Sunday, May 18, 2008

Holiness

"We cannot grasp the true meaning of the divine holiness by thinking of someone or something very pure and then raising the concept to the highest degree we are capable of. God's holiness is not simply the best we know infinitely bettered. We know nothing like divine holiness. It stands apart, unique, unapproachable, incomprehensible and unattainable... Holy is the way God is. To be holy He does not conform to a standard. He is that standard." -A.W. Tozer, The Knowledge of the Holy 

I've been thinking about holiness of late. I guess I've always thought of it as some characteristic of God that inevitably and rightfully separated me from God. I imagined this chasm between the Creator of the Universe and me. I felt like I couldn't be very intimate with God because He was so holy, and I was so... not. 
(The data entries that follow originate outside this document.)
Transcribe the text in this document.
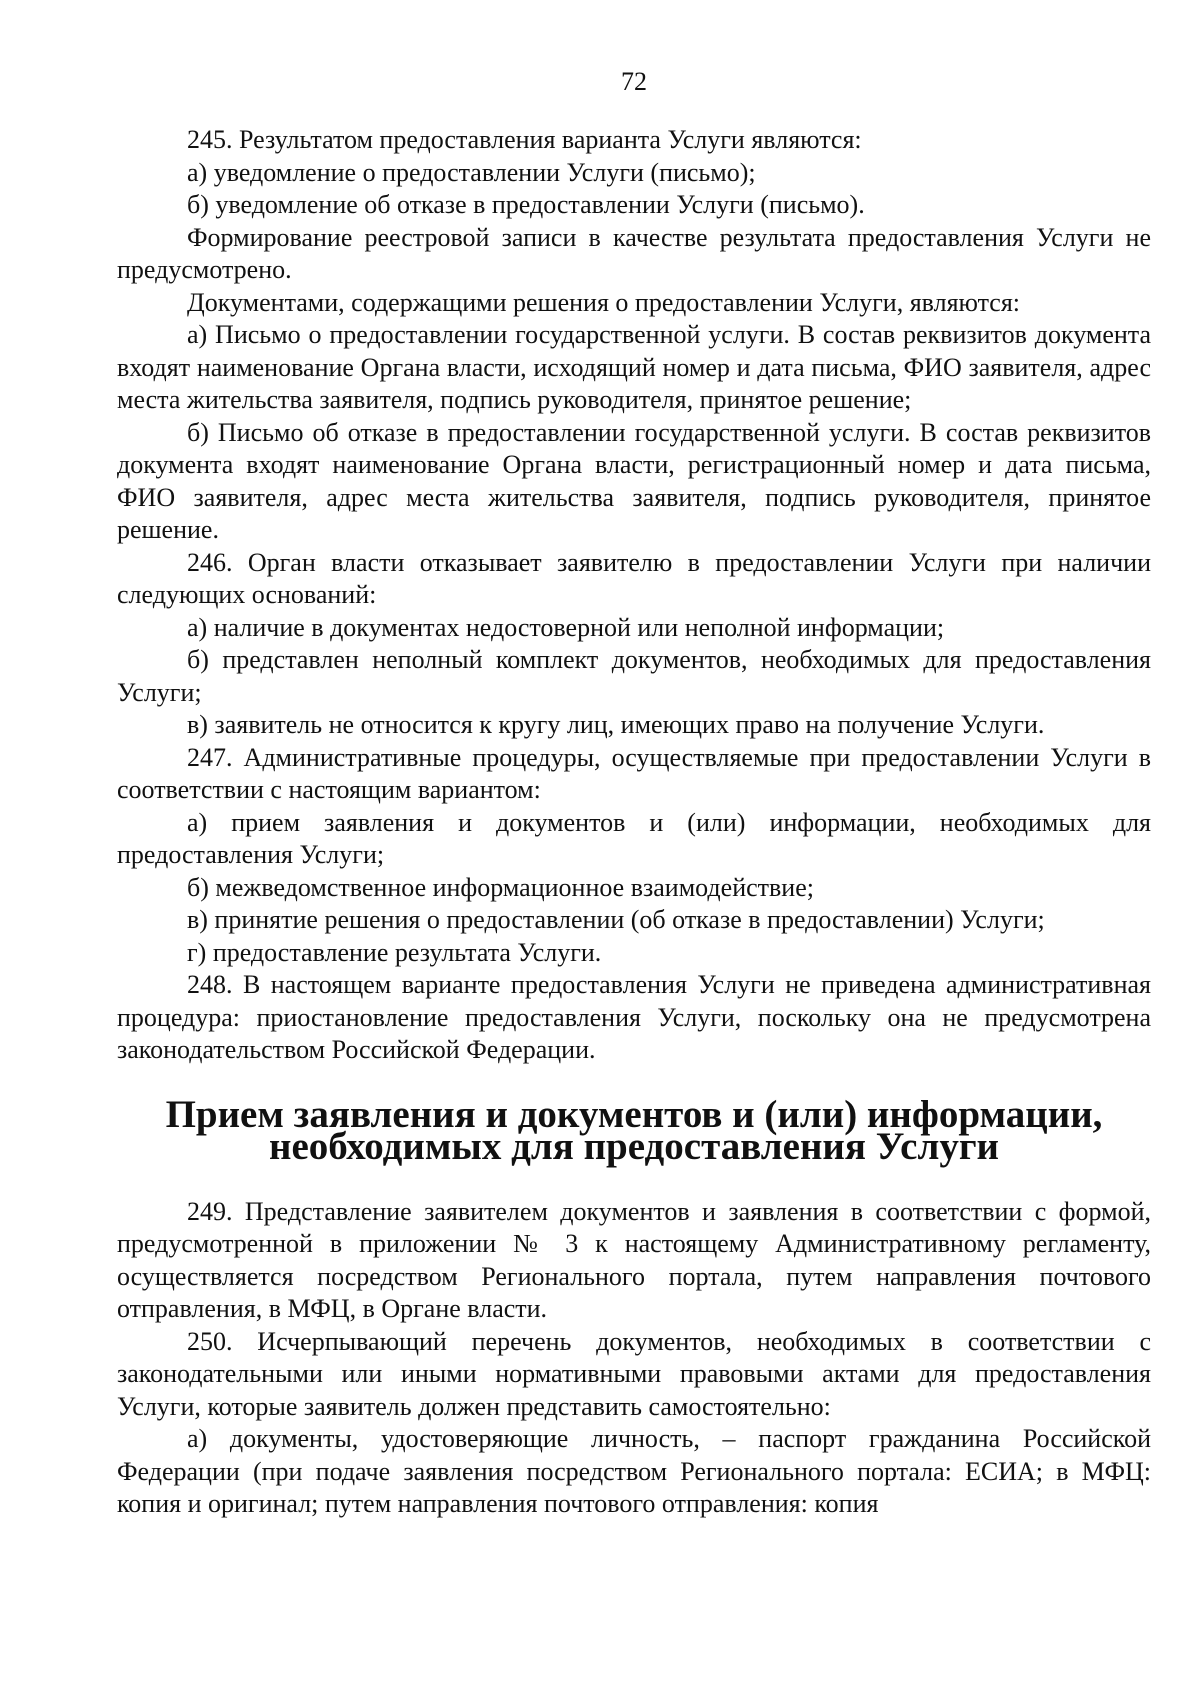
72

245. Результатом предоставления варианта Услуги являются:

а) уведомление о предоставлении Услуги (письмо);

б) уведомление об отказе в предоставлении Услуги (письмо).

Формирование реестровой записи в качестве результата предоставления Услуги не предусмотрено.

Документами, содержащими решения о предоставлении Услуги, являются:

а) Письмо о предоставлении государственной услуги. В состав реквизитов документа входят наименование Органа власти, исходящий номер и дата письма, ФИО заявителя, адрес места жительства заявителя, подпись руководителя, принятое решение;

б) Письмо об отказе в предоставлении государственной услуги. В состав реквизитов документа входят наименование Органа власти, регистрационный номер и дата письма, ФИО заявителя, адрес места жительства заявителя, подпись руководителя, принятое решение.

246. Орган власти отказывает заявителю в предоставлении Услуги при наличии следующих оснований:

а) наличие в документах недостоверной или неполной информации;

б) представлен неполный комплект документов, необходимых для предоставления Услуги;

в) заявитель не относится к кругу лиц, имеющих право на получение Услуги.

247. Административные процедуры, осуществляемые при предоставлении Услуги в соответствии с настоящим вариантом:

а) прием заявления и документов и (или) информации, необходимых для предоставления Услуги;

б) межведомственное информационное взаимодействие;

в) принятие решения о предоставлении (об отказе в предоставлении) Услуги;

г) предоставление результата Услуги.

248. В настоящем варианте предоставления Услуги не приведена административная процедура: приостановление предоставления Услуги, поскольку она не предусмотрена законодательством Российской Федерации.

Прием заявления и документов и (или) информации, необходимых для предоставления Услуги

249. Представление заявителем документов и заявления в соответствии с формой, предусмотренной в приложении № 3 к настоящему Административному регламенту, осуществляется посредством Регионального портала, путем направления почтового отправления, в МФЦ, в Органе власти.

250. Исчерпывающий перечень документов, необходимых в соответствии с законодательными или иными нормативными правовыми актами для предоставления Услуги, которые заявитель должен представить самостоятельно:

а) документы, удостоверяющие личность, – паспорт гражданина Российской Федерации (при подаче заявления посредством Регионального портала: ЕСИА; в МФЦ: копия и оригинал; путем направления почтового отправления: копия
But as I started studying holiness and reading about how people in the Bible acted when they encountered God's holiness, my perspective changed. No one ever sees God's holiness and walks away the same. 

Take Isaiah (the prophet and the OT book). In Chapter 6, he encounters God and is immediately undone, crying "Woe to me! I am ruined. For I am a man of unclean lips, and I live among a people of unclean lips, and my eyes have seen the King, the Lord Almighty." Even being in God's presence undoes Isaiah. He's freaking out. Once he is cleansed by the seraph, though, he doesn't just walk away, but he also doesn't just sit and bask in God's holiness. He responds to the encounter. My (very limited, mind you) understanding of holiness seems to be that holiness necessitates, if not demands, a response. Isaiah willingly offers to be sent by God after his encounter with God's holiness. Moses reacts in much the same way. 

Holiness is less about creating a massive gap between God and me, and more about me acknowledging (as Isaiah did, e.g.) the extent of God's holiness and just how short I fall of that standard, and then responding to His holiness with a willingness to be used.